Question

The dissociation constant for salicylic acid, C₆H₄(OH)COOH, is 1.0 x 10^(-3). Calculate the percent dissociation of a 1.0 x 10^(-3) M solution.

a) Define the dissociation constant and its significance.
b) Calculate the concentration of dissociated ions.
c) Determine the percentage of molecules dissociated.
d) Analyze the impact of temperature on dissociation.

Answer 1

The dissociation constant, or acid dissociation constant (Ka), is a measure of how well a weak acid dissociates into its ions in water. To calculate the percent dissociation, we determine the concentration of dissociated ions and compare it to the initial concentration of the acid.

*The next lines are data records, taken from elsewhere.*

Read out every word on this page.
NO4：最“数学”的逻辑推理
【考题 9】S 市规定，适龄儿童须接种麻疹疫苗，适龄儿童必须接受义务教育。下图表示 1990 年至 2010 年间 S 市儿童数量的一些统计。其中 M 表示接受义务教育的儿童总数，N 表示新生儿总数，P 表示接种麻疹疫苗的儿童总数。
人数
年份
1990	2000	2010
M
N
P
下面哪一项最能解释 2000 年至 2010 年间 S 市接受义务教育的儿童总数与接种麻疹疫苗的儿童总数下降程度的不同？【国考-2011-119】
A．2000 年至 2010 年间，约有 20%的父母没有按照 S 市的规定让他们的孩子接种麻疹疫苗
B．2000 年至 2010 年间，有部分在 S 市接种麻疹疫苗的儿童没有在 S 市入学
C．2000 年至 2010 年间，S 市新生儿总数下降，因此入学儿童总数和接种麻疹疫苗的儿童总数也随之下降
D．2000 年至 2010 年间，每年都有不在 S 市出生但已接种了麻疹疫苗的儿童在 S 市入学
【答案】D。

In this case, the percent dissociation is 100%. The impact of temperature on dissociation can vary depending on the acid.

This correct answer is none of the above.

Step-by-step explanation:

The dissociation constant, also known as the acid dissociation constant (Ka), is a measure of how well a weak acid dissociates into its ions in water. It represents the equilibrium constant for the ionization reaction of the acid. The value of Ka indicates the extent to which the acid dissociates.

To calculate the percent dissociation of a 1.0 x 10^(-3) M solution of salicylic acid, we need to determine the concentration of dissociated ions. The dissociation reaction of salicylic acid in water can be represented as:

C6H4(OH)COOH(aq) → C6H4(OH)COO-(aq) + H+(aq)

Since the dissociation constant for salicylic acid is 1.0 x 10^(-3), we can assume that the concentration of C6H4(OH)COO-(aq) is equal to the concentration of H+(aq) at equilibrium. Therefore, the concentration of dissociated ions is 1.0 x 10^(-3) M.

To determine the percentage of molecules dissociated, we need to compare the concentration of dissociated ions to the initial concentration of salicylic acid. In this case, the initial concentration is also 1.0 x 10^(-3) M. Therefore, the percentage of molecules dissociated is:

(1.0 x 10^(-3) M / 1.0 x 10^(-3) M) x 100% = 100%

The impact of temperature on dissociation can vary depending on the specific acid. In general, increasing the temperature can increase the rate of dissociation and therefore increase the percentage of molecules dissociated.

However, some acids may exhibit the opposite behavior, with dissociation decreasing at higher temperatures. It is important to consider the specific acid and its properties when analyzing the impact of temperature.

This correct answer is none of the above.